The study, the Best Agency to Work For South Africa 2025 / 26, draws on feedback from more than 230 agency professionals across creative and media disciplines. The Scopen report ranks the most attractive agencies in the country to work for based on a range of indicators, including professional pride, respect, organisational credibility, work-life balance and employee benefits, says the company.

The findings place Brave Group alongside a select group of advertising agencies in which workplace sentiment aims to be not merely positive but structurally sound. In releasing its rankings, Scopen said that satisfaction levels across the sector remain high, with only a small proportion of professionals indicating they are considering a move, adds the company.

The recognition aims to carry particular weight, given where the agency was only a few years ago. In an industry that has long relied on the implicit acceptance of long hours, creative exhaustion and inadequate pay, Brave Group says it was not immune to the pressures that generate such conditions.

"The journey since then has been intentional and, in several respects, structurally unusual," says Musa Kalenga, CEO of the Brave Group. "Rather than confining transformation to policy documents, at Brave Group we embedded change into our commercial architecture, articulating a strategy we call, 'Shared Value’."

"Our operating principle is that the agency dares, cares and shares. As a Shared Value Agency, this strategy informs decisions on remuneration, ownership, performance management, and technology adoption," adds Kalenga.

One of the most substantive changes the group says was introduced was a quarterly performance scorecard system designed to unlock financial incentives, redistributing a portion of agency earnings directly to staff. The intention was to make the scorecard empowering rather than punitive, and to create a clear, repeatable mechanism for sharing the agency's commercial success with the people who generate it.

"The big focus two years ago was how we find ways to remunerate people more fairly, and how quarterly performance can unlock incentives for people, so that we can more meaningfully redistribute what we as an agency can make," says Kalenga.

Both initiatives, along with deliberate attention to career progression and performance conversations, were introduced during a period that Kalenga characterises as commercially difficult. The South African marketing services market has been under sustained pressure, and Brave Group has not been exempt. Kaenga suggests that the agency holding to its commitments during that period is part of what the Scopen recognition reflects.

Separately from its people practices, Brave Group has deployed artificial intelligence in ways that aim to have measurable implications for the day-to-day experience of working at the agency. The group has addressed the operational challenges of weekend working and the cycle of creative revisions by integrating its proprietary platform, Forge and related AI. Overworking and unending creative iterations are among the most acute sources of stress in creative agency environments.

On weekend working, the agency reports it now sits at approximately 90% work-free weekends. On first-time approval of creative work, the agency claims a similar figure, the result of deploying AI to sharpen the quality of outputs before they reach clients. The practical effect aims to be a reduction in the revision cycles that generate much of the psychological burden associated with creative work, says the company.

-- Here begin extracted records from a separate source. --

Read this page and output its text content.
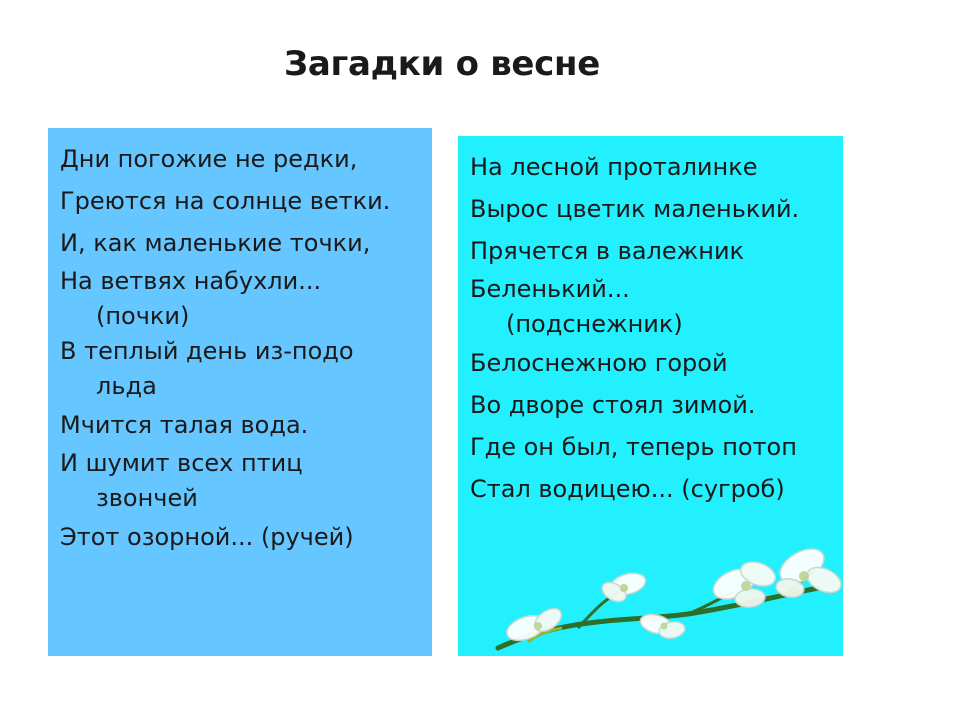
Загадки о весне
Дни погожие не редки,
Греются на солнце ветки.
И, как маленькие точки,
На ветвях набухли...
(почки)
В теплый день из-подо
льда
Мчится талая вода.
И шумит всех птиц
звончей
Этот озорной... (ручей)
На лесной проталинке
Вырос цветик маленький.
Прячется в валежник
Беленький...
(подснежник)
Белоснежною горой
Во дворе стоял зимой.
Где он был, теперь потоп
Стал водицею... (сугроб)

"First-time approval is a huge tick in the right direction, and that is the result of us using AI and technology in a creatively collaborative way," Kalenga says. "Wellness within agency and creative contexts is dependent on the number of reverts you keep going through. Creative people can face psychological and emotional challenges because they are always putting their work up for critique. 90% first-time approval changes that dynamic significantly."

The Scopen findings point to a sector where respect, pride and credibility sit alongside practical considerations as determinants of where talented people choose to work. Brave Group's appearance in the rankings aims to show the agency has made meaningful progress across both dimensions, says the company.

"Transformation is a journey, and we've just appointed new leadership, so the company is still going through a period of recalibration," concludes Kalenga. "But the evidence from Scopen, combined with our own internal tracking, gives me a lot of pride. It makes me feel as though we are on track and making good progress, despite knowing we've got a way to go."